"O amor é grande e cabe nesta janela sobre o mar. O mar é grande e cabe na cama e no colchão de amar. O amor é grande e cabe no breve espaço de beijar" - Carlos Drummond de Andrade

sexta-feira, 5 de junho de 2009

Meu mundo


É..., João agora era normal. Falávamos a mesma língua.

João era muito quieto. Chegava a ser estranho. Não gostava de dançar, beber, fumar, nem fazer qualquer outra coisa que nós fazíamos. Uma hora e meia de conversa e a única palavra que balbuciou, quase por obrigação, foi um bom-dia. Com o olhar fixo
no horizonte, ele parecia enxergar algo além da nossa compreensão.
Não me esqueço do dia em que ele levantou-se de repente da roda de amigos, sempre com seu olhar para o nada, atravessou toda a praça a passos lentos, depois voltou e sentou-se no mesmo lugar.

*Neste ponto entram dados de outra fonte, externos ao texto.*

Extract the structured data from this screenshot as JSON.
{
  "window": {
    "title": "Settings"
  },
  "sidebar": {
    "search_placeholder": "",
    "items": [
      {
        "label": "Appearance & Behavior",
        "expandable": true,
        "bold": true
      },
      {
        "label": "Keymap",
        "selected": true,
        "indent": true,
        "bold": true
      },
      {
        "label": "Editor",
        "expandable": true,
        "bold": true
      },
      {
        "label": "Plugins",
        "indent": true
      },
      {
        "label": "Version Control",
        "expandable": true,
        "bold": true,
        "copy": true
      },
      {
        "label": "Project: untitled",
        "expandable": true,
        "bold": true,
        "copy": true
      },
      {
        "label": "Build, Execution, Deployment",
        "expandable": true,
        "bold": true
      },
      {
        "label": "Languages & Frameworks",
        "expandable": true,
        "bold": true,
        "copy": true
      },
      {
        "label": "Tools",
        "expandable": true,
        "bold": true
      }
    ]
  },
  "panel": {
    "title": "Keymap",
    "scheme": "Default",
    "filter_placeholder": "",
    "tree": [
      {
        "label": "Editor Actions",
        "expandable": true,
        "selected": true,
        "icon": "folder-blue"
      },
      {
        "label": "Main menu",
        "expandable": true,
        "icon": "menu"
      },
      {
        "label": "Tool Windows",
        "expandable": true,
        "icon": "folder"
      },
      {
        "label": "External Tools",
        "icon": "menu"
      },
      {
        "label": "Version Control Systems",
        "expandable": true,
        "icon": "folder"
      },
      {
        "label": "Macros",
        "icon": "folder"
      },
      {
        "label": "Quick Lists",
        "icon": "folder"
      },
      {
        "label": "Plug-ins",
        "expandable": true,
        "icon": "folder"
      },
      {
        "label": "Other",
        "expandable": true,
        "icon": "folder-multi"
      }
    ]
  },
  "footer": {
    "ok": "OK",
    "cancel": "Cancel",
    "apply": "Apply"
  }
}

É..., João realmente vivia em outro mundo. Não entendia a nossa língua e nós não entendíamos a dele. Em sua estante, pilhas e pilhas de manuscritos. Poesias e mais poesias, todas mergulhadas num mundo imaginário. Ao ler algumas, me senti de cabeça para baixo, totalmente desnorteado com a abstração que saía de João.
A situação agravou-se quando João começou a andar de costas. Todos comentavam que já era hora de internar o pobre coitado. João, literalmente, deu as costas para o mundo.
Depois de muita repreensão de seus pais e zombaria dos colegas, João resolveu encarar o mundo de frente. Passou a sair conosco, virar noites inteiras à base de álcool e nicotina, dançar até as pernas não agüentarem mais. Quem diria que João tinha tanto jeito com as mulheres? Em noites inspiradas, ele chegava a sair com três!

É..., João agora era normal. Falávamos a mesma língua. Seus novos poemas, recitados no auge das madrugadas, eram facilmente entendidos e arrancavam palmas de todos.

Só não entendi o que João quis dizer quando se trancou no banheiro por toda a manhã. Tivemos que arrombar a porta. João estava sentado no chão com uma seringa fincada no braço, seu rosto pálido e seus olhos fixos no horizonte. Parecia um cadáver. Era um cadáver.

Talvez teria sido melhor João não ter abandonado o seu mundo para viver o nosso. Seria diferente de todos, mas igual a ele mesmo.